Assuming that more future blocks are refer to A as a predecessor, A will be part of the longest chain, while B is referred to as an
orphan block. I was trying to figure out how often such a scenario takes place.
I found this graph on blockchain.com:
https://www.blockchain.com/charts/n-orphaned-blocks (select
All Time and
Raw Values)
It's a stale block. They are not orphaned blocks as the preceding block is known. Stale blocks are often referred to as orphan blocks but that'll be the wrong term to use.
Can someone verify the correctness of this chart?

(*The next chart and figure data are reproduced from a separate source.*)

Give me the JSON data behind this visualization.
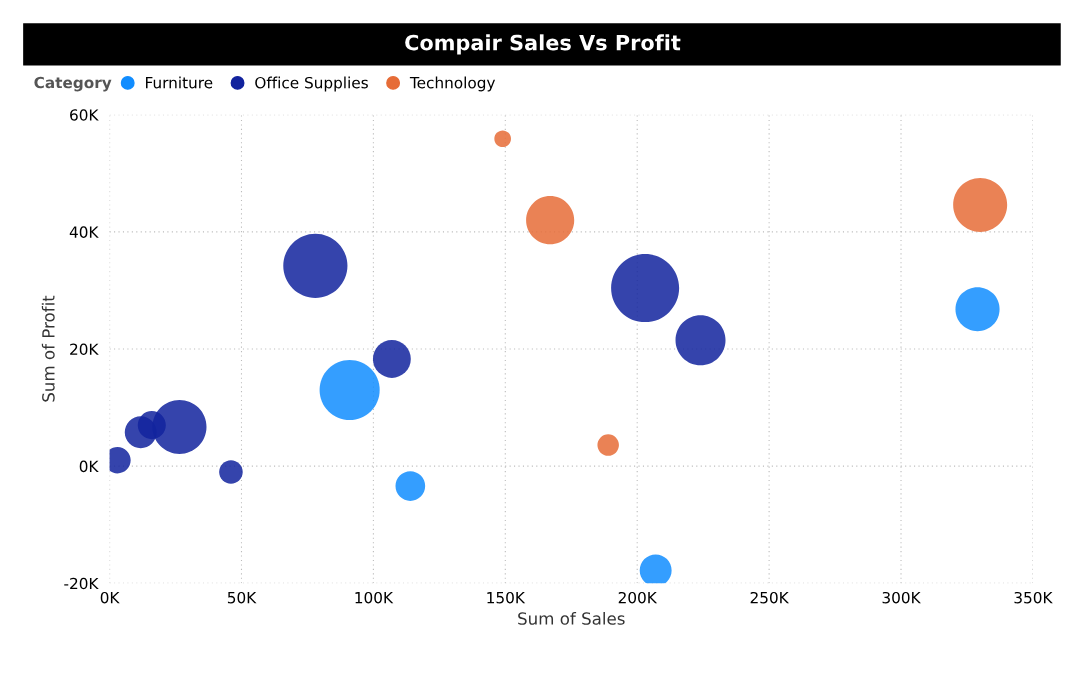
{
  "chart_data": {
    "type": "bubble",
    "title": "Compair Sales Vs Profit",
    "xlabel": "Sum of Sales",
    "ylabel": "Sum of Profit",
    "legend_title": "Category",
    "legend": "top left",
    "grid": true,
    "xlim": [
      0,
      350000
    ],
    "xticks": [
      {
        "value": 0,
        "label": "0K"
      },
      {
        "value": 50000,
        "label": "50K"
      },
      {
        "value": 100000,
        "label": "100K"
      },
      {
        "value": 150000,
        "label": "150K"
      },
      {
        "value": 200000,
        "label": "200K"
      },
      {
        "value": 250000,
        "label": "250K"
      },
      {
        "value": 300000,
        "label": "300K"
      },
      {
        "value": 350000,
        "label": "350K"
      }
    ],
    "ylim": [
      -20000,
      60000
    ],
    "yticks": [
      {
        "value": -20000,
        "label": "-20K"
      },
      {
        "value": 0,
        "label": "0K"
      },
      {
        "value": 20000,
        "label": "20K"
      },
      {
        "value": 40000,
        "label": "40K"
      },
      {
        "value": 60000,
        "label": "60K"
      }
    ],
    "series": [
      {
        "name": "Furniture",
        "color": "#118dff",
        "x": [
          91000,
          114000,
          207000,
          329000
        ],
        "values": [
          13000,
          -3400,
          -17800,
          26800
        ],
        "sizes": [
          0.78,
          0.19,
          0.22,
          0.42
        ]
      },
      {
        "name": "Office Supplies",
        "color": "#12239e",
        "x": [
          3000,
          11800,
          16000,
          26500,
          46000,
          78000,
          107000,
          203000,
          224000
        ],
        "values": [
          1000,
          5800,
          7000,
          6700,
          -1000,
          34200,
          18300,
          30400,
          21500
        ],
        "sizes": [
          0.15,
          0.22,
          0.17,
          0.63,
          0.12,
          0.89,
          0.31,
          1,
          0.54
        ]
      },
      {
        "name": "Technology",
        "color": "#e66c37",
        "x": [
          149000,
          167000,
          189000,
          330000
        ],
        "values": [
          55900,
          42000,
          3600,
          44600
        ],
        "sizes": [
          0.06,
          0.5,
          0.1,
          0.63
        ]
      }
    ]
  }
}
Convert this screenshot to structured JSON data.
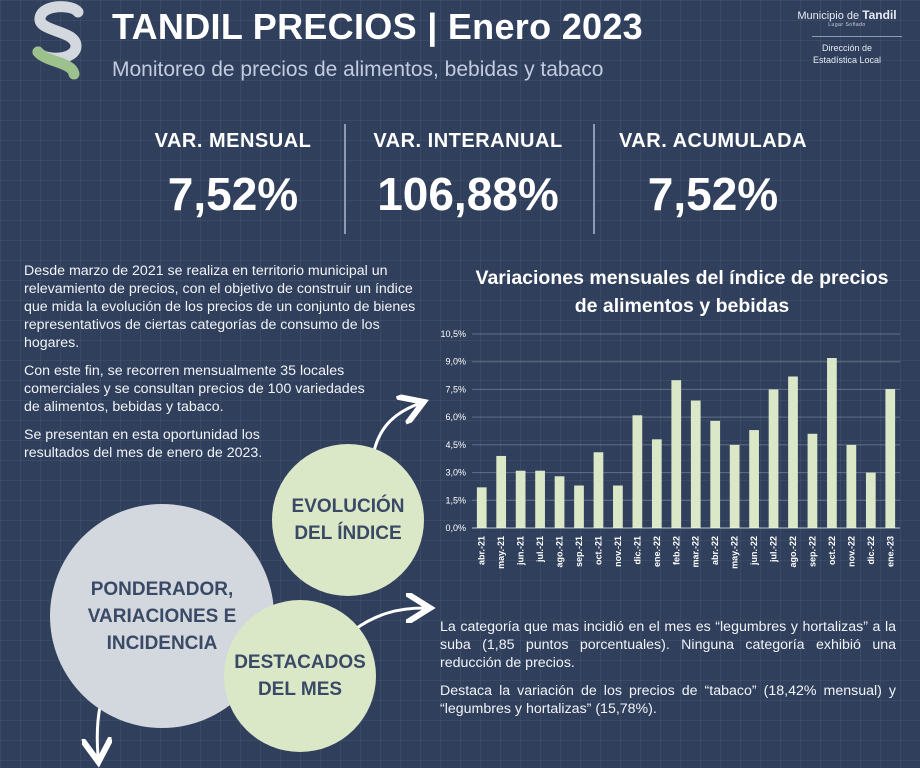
{
  "header": {
    "title": "TANDIL PRECIOS | Enero 2023",
    "subtitle": "Monitoreo de precios de alimentos, bebidas y tabaco"
  },
  "municipality": {
    "name_prefix": "Municipio de",
    "name_main": "Tandil",
    "tagline": "Lugar Soñado",
    "department_line1": "Dirección de",
    "department_line2": "Estadística Local"
  },
  "kpis": [
    {
      "label": "VAR. MENSUAL",
      "value": "7,52%"
    },
    {
      "label": "VAR. INTERANUAL",
      "value": "106,88%"
    },
    {
      "label": "VAR. ACUMULADA",
      "value": "7,52%"
    }
  ],
  "intro": {
    "p1": "Desde marzo de 2021 se realiza en territorio municipal un relevamiento de precios, con el objetivo de construir un índice que mida la evolución de los precios de un conjunto de bienes representativos de ciertas categorías de consumo de los hogares.",
    "p2": "Con este fin, se recorren mensualmente 35 locales comerciales y se consultan precios de 100 variedades de alimentos, bebidas y tabaco.",
    "p3": "Se presentan en esta oportunidad los resultados del mes de enero de 2023."
  },
  "sections": {
    "evolucion_line1": "EVOLUCIÓN",
    "evolucion_line2": "DEL ÍNDICE",
    "ponderador_line1": "PONDERADOR,",
    "ponderador_line2": "VARIACIONES E",
    "ponderador_line3": "INCIDENCIA",
    "destacados_line1": "DESTACADOS",
    "destacados_line2": "DEL MES"
  },
  "destacados": {
    "p1": "La categoría que mas incidió en el mes es “legumbres y hortalizas” a la suba (1,85 puntos porcentuales). Ninguna categoría exhibió una reducción de precios.",
    "p2": "Destaca la variación de los precios de “tabaco” (18,42% mensual) y “legumbres y hortalizas” (15,78%)."
  },
  "colors": {
    "background": "#2f3f5c",
    "bar": "#dbe8c8",
    "circle_green": "#dbe8c8",
    "circle_grey": "#d3d7de",
    "circle_text": "#3a4a66"
  },
  "chart_data": {
    "type": "bar",
    "title": "Variaciones mensuales del índice de precios de alimentos y bebidas",
    "categories": [
      "abr.-21",
      "may.-21",
      "jun.-21",
      "jul.-21",
      "ago.-21",
      "sep.-21",
      "oct.-21",
      "nov.-21",
      "dic.-21",
      "ene.-22",
      "feb.-22",
      "mar.-22",
      "abr.-22",
      "may.-22",
      "jun.-22",
      "jul.-22",
      "ago.-22",
      "sep.-22",
      "oct.-22",
      "nov.-22",
      "dic.-22",
      "ene.-23"
    ],
    "values": [
      2.2,
      3.9,
      3.1,
      3.1,
      2.8,
      2.3,
      4.1,
      2.3,
      6.1,
      4.8,
      8.0,
      6.9,
      5.8,
      4.5,
      5.3,
      7.5,
      8.2,
      5.1,
      9.2,
      4.5,
      3.0,
      7.52
    ],
    "yticks": [
      "0,0%",
      "1,5%",
      "3,0%",
      "4,5%",
      "6,0%",
      "7,5%",
      "9,0%",
      "10,5%"
    ],
    "ylim": [
      0,
      10.5
    ],
    "grid": true,
    "legend": "none"
  }
}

You can't. Stale blocks are often poorly propagated as nodes do not propagate competing blocks at the same height once they have seen either of them. To answer your question; it's not accurate, BitMex just recorded a stale block yesterday and it isn't reflected on the chart.
If it is correct, why do such micro forks only occur between 2014-2018?
I thought such a scenario would happen way more often.. Why not?
The spike that you see in 2015 is mainly due to the SPV mining fiasco that happened around that time, where an invalid block was mined and miners continued to build on that chain due to the fact that they didn't validate the block before mining on it and thus accounting for that spike in stale blocks. The reason why the stale blocks happens much less often, but still happens occasionally is due to the implementation of compact block[1] which relays the blocks way faster than before and it was introduced a Core version in late 2016, IIRC[2]. If the mining pools are well connected to each other, as they should, they could avoid mining on the wrong chain and losing their block rewards. Selfish mining could contribute to stale blocks but I'm not sure if that has happened yet.
I'm operating a full node. Can I verify the numer of orphan blocks by myself? (Are they stored by my node)?
You have to be running a node for the entire duration to record down any stale blocks that has been relayed to you. You'll find it hard to record the accurate number of stales without quite a few nodes and/or a well connected node. You can probably run quite a few nodes and just issue getchaintip to each of them from a central server and note any discrepancy between the responses. That's probably how forkmonitor.info is doing it as well, but at a more refined level probably.